Obviously the first things are to remove the DS tire and the wheel well skirting so you have a nice sitting spot. Then, if he hasn't done so I would highly suggest that he remove the starter. Yeah, it is more work and can be a PITA to get out itself, but you have a ton more room to work. You CAN get an impact wrench in there to loosen the starter bolt on the front side. Tricks here are to move the AT dipstick tube out of the way (remove the dip stick first though
) at that is just a couple bolts IIRC. Then there is a support member or something or other toward the front of the wheel well and a couple bolts and that is out of the way.
If he can figure out a way to get to the hard pipe bolts (one top, one bottom) great. I never could so I did both trucks without being able to swing the hard pipe but using gentle bending makes the replacement possible. As I recall you don't want to take then all the way out, just loose. At least on one of them.
For the "tuna can" clamp I used pliers and a small flat head screwdriver to spin the clamp a little to start loosening it and the punched the "pin" out and that was it for that clamp.
For the spring clamp on the block nipple that the Toyota people were oh so nice to insure the protrusions were pointing straight back so you can't grab them there are a couple options.
One option as Corey mentions is to CAREFULLY cut it with a dremmel. You don't have to cut all the way through it, just enough so you can bend the living sh%& out of it and pull it off the block nipple
- This was how I tackled the LX's PHH
Another option is to clamp on the old PHH with some vice grips or something and try to spin the hose and clamp until you can get to the clamp's protrusions. If need be you can slice the old hose so you can grab the end of it to spin.
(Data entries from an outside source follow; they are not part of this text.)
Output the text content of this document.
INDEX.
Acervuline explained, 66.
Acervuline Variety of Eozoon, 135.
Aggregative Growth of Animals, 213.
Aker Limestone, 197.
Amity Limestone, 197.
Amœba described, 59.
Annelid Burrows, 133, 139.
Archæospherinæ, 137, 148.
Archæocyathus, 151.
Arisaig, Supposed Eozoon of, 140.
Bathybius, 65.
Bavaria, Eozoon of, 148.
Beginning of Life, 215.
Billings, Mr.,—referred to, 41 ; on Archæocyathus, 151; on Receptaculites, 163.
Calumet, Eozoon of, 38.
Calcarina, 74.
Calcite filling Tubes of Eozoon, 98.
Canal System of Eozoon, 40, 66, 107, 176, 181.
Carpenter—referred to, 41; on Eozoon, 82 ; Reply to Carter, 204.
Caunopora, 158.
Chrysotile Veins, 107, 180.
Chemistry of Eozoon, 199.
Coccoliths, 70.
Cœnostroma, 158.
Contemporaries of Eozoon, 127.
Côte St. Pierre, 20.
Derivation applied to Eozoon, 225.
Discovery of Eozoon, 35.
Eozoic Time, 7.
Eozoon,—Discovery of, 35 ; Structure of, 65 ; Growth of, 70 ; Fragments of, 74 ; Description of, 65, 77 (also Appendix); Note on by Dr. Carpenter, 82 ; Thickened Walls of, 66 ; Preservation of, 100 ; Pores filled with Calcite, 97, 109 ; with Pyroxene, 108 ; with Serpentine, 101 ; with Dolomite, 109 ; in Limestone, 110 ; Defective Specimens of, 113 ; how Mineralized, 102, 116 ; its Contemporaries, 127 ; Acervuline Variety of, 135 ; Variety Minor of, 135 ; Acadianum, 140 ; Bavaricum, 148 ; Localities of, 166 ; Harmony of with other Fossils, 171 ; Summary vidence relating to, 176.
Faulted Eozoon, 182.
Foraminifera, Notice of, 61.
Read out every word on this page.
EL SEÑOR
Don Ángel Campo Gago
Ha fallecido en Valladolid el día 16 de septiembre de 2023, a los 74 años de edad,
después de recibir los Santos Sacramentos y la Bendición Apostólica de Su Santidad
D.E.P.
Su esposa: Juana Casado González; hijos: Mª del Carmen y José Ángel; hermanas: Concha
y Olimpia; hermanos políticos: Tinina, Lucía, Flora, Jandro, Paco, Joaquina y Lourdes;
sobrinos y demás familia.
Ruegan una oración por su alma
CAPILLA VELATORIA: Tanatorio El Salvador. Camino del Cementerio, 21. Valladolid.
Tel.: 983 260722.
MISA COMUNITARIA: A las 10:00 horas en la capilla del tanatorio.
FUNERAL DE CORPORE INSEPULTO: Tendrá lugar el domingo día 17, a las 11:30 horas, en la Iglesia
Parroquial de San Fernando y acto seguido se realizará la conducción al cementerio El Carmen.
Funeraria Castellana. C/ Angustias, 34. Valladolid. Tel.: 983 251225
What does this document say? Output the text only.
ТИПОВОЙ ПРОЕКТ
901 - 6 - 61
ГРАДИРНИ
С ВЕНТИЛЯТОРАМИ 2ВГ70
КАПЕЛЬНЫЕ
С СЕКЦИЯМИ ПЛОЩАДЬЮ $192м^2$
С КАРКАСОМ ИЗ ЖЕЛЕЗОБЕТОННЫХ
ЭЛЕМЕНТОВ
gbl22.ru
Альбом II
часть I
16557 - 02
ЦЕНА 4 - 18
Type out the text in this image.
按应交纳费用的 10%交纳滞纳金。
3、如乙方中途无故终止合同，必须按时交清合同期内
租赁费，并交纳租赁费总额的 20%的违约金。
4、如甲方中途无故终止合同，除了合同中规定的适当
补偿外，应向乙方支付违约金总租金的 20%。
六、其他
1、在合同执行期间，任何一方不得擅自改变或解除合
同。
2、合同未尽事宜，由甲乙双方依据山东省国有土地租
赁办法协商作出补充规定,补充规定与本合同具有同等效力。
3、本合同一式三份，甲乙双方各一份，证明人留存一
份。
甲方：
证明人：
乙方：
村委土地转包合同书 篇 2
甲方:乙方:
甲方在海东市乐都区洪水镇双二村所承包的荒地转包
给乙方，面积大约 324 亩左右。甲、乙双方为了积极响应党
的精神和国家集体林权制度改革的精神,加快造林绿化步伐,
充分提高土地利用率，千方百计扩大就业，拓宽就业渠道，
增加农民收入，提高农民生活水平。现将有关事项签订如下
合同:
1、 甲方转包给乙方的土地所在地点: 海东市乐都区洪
Another option is to use some angled needle nosed pliers or even a big flat head screwdriver to try and spin the clamp. This trick worked for me on the 80 after I pondered it a bit. I learned a lot from doing the LX PHH.
Another option I've read people have tried but I'm not so sure it works is to use the Sears hose clamp removal tool. I have that tool and didn't even bother trying to use it as I didn't think you could get the end of the tool in the space.
A few more thoughts. Perfect time to rebuild the starter if it hasn't been done in a long while and you remove it. Perfect time to do a coolant flush, although you really don't loose much coolant when replacing the PHH.
When trying to get the new hose on, things typically don't get a whole lot better. IIRC I had the most success by putting the new hose on the block nipple first and then ramming the tube into place. Just don't forget to put the clamps on first (DAMHIK). Use your favorite lubricant to "grease" up the tube and pipe to make installation easier. Believe it or not based on my readings I just bought some generic KY Jelly at King Soopers and that seemed to work fine and it is "water soluable"
Oh, and tell him to be careful of the knock sensor just in front (toward the front of the truck) of the PHH area. More than one person has fubarred that and then had one more thing to fix. Sort of like the radiator overflow/breather outlet on top of the radiator when changing the spark plugs
There are a ton of hints/suggestions in the numerous PHH threads on MUD. I read them all and used what ones worked best for me on the fly.
The nice thing, once he gets this done, he'll never have to worry about it again.